Многие из пацанов, живших на Пишоновской, так и не успев доучиться в школе, уходили "на малолетку".

ХОККЕЙ

Формой одежды для игры в хоккей у нас служили закатанные кирзяки, как у Промокашки, — мода той же Пишоновской. Играли, естественно, без коньков на неровном, залитом водой куске земли двадцать на десять метров. Команды — три на три или пять на пять. Рубились отчаянно.

Удары от обитых железом для прочности и обмотанных изолентой самодельных клюшек были ощутимыми. Спасали сапоги и толстые пальто с воротниками — "московки". Но если клюшка попадала в лицо, результаты были, что называется, налицо.

В раннем возрасте зимой мы заливали водой никогда не работавший огромный фонтан посреди двора и носились по льду, периодически вылетая за пределы круга. Обходилось без тяжелых травм, но разбитые носы не были редкостью.

…Если снежку долго катать в руках, она подтаивает и уплотняется, становясь довольно опасной. Когда мы, наделав предварительно много снежек, засели за забором, окружающим двор, то проходившим девочкам стало не до смеха. Они кричали и ругались. Это придавало нам еще больше задора. Забор был высоким, но кочегарка работала исправно, выдавая жужелицу — так почему-то назывался сгоревший уголь. Со стороны двора образовывалась огромная куча этой жужелицы. Стоя на ней, мы легко прятались за забором, который со стороны улицы имел трехметровую высоту.

Незаметно подкрадывался вечер, и мы, мокрые насквозь, промерзшие, с коркой льда на одежде и внутри ботинок, возвращались по домам в полной уверенности, что сегодня еще выйдем во двор.

ДВОР

Наш двор был расположен между двумя зданиями, четырех- и пятиэтажным, находившимися на разных улицах. Кроме злополучного фонтана к достопримечательностям двора можно было отнести памятник троим пионерам, державшим земной шар и выполненным из традиционного в то время цемента. У всех троих вместо ног торчала арматура, что делало сомнительным физическую возможность справиться и с более легкой задачей.

Недалеко от памятника пионерам-калекам возвышалось гигантское сооружение, отдаленно напоминавшее детскую горку. Построили его, видимо, древние викинги с тонким умыслом воспитать у малышей нечувствительность к боли от заноз и отсутствие страха перед опасностями в бою. Об этом свидетельствовали два момента: дыра посреди самой горки и грубость обработки дерева.

Рядом с горкой находилась сине-зеленая голубятня. "Голубятник", как мы называли. На первом этаже хозяин держал мотороллер.
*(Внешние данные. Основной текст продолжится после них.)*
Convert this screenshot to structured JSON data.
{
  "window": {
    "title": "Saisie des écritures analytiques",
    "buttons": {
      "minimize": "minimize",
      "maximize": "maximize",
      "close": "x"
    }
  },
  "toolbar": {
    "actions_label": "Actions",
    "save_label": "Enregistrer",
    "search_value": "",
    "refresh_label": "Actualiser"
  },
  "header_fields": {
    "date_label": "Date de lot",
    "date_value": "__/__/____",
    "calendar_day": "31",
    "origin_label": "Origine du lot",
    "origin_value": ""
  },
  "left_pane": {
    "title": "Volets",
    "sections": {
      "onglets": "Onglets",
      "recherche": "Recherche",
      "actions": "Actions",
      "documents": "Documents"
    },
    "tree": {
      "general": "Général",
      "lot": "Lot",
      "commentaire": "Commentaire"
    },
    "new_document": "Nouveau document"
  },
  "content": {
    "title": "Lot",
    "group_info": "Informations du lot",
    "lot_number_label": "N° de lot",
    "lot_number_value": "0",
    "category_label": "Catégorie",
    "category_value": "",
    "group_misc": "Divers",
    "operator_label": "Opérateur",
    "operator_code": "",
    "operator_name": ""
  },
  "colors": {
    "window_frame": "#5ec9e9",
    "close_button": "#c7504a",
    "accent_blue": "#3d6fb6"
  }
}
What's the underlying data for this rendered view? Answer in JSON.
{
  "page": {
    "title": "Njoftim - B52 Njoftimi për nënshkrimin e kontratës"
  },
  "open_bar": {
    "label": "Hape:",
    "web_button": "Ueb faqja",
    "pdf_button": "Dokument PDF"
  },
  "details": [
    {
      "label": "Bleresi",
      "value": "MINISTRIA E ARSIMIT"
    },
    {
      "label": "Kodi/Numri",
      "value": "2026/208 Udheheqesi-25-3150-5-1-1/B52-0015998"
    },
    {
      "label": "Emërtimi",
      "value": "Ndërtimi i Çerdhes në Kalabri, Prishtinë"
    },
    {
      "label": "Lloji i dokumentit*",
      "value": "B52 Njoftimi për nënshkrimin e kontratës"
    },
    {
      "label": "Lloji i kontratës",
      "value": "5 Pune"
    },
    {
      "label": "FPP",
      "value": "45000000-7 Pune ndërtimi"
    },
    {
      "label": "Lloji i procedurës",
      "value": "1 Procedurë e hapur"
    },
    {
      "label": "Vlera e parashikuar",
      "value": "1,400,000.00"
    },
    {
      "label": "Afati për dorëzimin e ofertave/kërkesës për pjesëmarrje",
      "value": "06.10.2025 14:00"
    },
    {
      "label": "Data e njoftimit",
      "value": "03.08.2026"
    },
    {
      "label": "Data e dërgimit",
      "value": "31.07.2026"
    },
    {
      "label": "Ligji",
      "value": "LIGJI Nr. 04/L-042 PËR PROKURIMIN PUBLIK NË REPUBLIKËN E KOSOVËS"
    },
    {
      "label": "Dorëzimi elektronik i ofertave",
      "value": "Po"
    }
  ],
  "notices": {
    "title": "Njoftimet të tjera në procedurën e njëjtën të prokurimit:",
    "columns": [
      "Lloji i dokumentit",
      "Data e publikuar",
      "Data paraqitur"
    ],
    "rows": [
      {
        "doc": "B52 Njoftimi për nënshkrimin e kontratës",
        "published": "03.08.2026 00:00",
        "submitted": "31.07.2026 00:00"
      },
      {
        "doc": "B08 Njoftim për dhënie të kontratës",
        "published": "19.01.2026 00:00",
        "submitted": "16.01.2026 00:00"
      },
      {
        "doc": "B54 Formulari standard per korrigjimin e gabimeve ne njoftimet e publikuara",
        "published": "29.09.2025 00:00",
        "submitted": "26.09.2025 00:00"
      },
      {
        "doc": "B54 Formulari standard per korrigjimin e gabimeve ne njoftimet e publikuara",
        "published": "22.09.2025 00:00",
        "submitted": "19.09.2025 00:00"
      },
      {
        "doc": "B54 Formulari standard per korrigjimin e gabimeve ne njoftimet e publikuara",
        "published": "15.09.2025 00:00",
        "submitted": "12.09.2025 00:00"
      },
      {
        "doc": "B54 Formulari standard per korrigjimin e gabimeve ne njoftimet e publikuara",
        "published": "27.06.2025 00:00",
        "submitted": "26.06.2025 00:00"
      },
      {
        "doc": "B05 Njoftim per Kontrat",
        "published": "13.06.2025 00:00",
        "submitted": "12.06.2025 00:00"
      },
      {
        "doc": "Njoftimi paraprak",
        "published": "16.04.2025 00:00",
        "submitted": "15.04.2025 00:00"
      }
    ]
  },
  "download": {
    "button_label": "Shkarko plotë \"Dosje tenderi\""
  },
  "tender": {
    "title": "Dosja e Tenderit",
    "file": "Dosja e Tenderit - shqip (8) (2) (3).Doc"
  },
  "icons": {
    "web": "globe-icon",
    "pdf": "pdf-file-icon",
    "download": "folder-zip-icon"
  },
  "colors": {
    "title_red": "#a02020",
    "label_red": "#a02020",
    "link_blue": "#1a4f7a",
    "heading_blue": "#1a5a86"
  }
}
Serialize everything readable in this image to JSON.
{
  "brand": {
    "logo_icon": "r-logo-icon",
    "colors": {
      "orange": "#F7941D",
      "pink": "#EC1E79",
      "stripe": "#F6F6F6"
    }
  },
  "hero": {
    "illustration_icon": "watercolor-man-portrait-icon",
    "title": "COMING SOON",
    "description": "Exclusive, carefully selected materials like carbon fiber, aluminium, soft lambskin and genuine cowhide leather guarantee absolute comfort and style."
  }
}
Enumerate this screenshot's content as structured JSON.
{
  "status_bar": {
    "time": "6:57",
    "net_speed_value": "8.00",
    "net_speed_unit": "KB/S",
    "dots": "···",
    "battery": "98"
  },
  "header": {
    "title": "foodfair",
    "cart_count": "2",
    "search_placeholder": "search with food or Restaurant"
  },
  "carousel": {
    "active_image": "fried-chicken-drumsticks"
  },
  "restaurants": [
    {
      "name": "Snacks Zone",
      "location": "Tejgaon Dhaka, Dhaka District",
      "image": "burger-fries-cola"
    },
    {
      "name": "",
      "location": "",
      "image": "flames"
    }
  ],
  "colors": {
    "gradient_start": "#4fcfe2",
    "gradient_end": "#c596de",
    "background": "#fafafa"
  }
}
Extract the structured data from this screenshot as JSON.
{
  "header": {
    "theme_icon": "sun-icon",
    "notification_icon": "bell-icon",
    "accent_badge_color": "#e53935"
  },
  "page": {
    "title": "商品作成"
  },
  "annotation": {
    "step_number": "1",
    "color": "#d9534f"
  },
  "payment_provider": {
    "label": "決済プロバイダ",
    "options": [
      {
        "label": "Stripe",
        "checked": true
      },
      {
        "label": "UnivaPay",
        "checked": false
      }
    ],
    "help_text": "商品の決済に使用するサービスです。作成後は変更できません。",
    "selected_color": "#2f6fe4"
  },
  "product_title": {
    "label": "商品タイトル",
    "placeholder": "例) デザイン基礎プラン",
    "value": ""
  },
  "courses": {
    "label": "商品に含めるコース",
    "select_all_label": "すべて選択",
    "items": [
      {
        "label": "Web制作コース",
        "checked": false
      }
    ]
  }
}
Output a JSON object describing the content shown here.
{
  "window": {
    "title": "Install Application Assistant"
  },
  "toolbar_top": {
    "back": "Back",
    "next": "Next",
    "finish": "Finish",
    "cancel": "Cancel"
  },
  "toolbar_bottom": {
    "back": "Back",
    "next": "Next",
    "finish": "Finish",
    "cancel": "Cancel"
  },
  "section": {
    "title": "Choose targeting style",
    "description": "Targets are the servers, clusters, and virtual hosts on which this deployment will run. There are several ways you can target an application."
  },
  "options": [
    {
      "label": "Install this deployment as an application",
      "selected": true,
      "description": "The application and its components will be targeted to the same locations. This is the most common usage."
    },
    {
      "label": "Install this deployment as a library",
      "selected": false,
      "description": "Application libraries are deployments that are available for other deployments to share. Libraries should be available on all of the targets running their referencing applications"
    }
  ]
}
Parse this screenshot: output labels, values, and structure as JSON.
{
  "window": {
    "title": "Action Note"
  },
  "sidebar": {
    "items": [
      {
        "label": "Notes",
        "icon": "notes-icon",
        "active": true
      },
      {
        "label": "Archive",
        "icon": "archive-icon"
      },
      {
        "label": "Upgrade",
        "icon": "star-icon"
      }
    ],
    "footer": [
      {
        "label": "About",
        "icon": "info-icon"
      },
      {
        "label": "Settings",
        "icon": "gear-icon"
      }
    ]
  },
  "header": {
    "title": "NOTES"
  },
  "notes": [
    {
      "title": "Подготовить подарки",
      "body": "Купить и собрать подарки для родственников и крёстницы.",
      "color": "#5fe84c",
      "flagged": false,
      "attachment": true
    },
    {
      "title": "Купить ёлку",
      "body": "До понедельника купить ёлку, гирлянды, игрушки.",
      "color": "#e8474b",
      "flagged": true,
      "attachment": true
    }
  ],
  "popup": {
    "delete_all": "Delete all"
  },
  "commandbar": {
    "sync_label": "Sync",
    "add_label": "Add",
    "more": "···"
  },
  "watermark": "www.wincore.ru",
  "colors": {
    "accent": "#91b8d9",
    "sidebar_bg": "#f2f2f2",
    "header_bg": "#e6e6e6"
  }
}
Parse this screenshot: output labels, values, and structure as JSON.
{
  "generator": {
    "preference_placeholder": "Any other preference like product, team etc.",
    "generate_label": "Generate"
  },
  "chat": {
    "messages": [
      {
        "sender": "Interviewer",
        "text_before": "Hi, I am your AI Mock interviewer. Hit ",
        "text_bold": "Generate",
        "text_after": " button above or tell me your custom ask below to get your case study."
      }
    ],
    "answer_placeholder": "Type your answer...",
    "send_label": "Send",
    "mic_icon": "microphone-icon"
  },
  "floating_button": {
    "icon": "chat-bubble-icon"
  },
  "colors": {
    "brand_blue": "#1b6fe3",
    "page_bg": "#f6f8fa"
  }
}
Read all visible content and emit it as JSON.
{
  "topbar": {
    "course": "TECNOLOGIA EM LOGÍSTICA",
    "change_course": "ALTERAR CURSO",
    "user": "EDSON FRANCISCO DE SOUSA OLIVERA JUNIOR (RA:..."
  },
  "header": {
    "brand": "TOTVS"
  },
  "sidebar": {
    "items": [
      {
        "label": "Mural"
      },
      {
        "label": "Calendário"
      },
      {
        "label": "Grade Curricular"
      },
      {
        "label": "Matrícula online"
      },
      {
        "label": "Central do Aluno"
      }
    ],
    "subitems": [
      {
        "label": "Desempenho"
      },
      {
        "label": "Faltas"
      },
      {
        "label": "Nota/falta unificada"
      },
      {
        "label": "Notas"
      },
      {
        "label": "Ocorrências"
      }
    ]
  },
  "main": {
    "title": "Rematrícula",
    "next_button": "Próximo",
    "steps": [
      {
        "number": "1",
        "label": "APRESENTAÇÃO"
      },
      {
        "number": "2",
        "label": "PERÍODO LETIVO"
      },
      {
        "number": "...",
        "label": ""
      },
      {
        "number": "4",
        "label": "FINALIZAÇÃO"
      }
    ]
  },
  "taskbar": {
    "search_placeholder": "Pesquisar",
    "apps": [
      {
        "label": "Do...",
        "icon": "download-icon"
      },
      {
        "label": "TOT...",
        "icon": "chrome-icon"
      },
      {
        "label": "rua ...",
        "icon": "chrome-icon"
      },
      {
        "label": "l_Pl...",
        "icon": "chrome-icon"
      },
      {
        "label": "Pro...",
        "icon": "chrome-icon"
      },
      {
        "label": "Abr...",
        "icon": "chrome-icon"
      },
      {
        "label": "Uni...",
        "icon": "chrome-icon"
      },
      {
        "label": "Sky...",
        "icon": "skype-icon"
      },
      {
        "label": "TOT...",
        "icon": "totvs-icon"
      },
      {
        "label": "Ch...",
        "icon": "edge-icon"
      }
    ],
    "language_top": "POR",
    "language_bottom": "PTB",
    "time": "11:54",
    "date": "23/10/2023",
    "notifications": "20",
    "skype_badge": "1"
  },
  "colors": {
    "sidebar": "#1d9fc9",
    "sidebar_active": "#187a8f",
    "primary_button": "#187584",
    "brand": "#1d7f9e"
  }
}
Ближе к фонтану располагалась дворовая колонка. Путь к ней был выложен вулканическим базальтом. Двор был покрыт землей и усажен редкими деревьями, в основном акациями, между которыми хозяйки натягивали веревки с "бельом" (как говорила моя бабушка). И еще во дворе имелась пионерская — небольшое одноэтажное здание типа дворового дома пионеров с кружками для умелых детей.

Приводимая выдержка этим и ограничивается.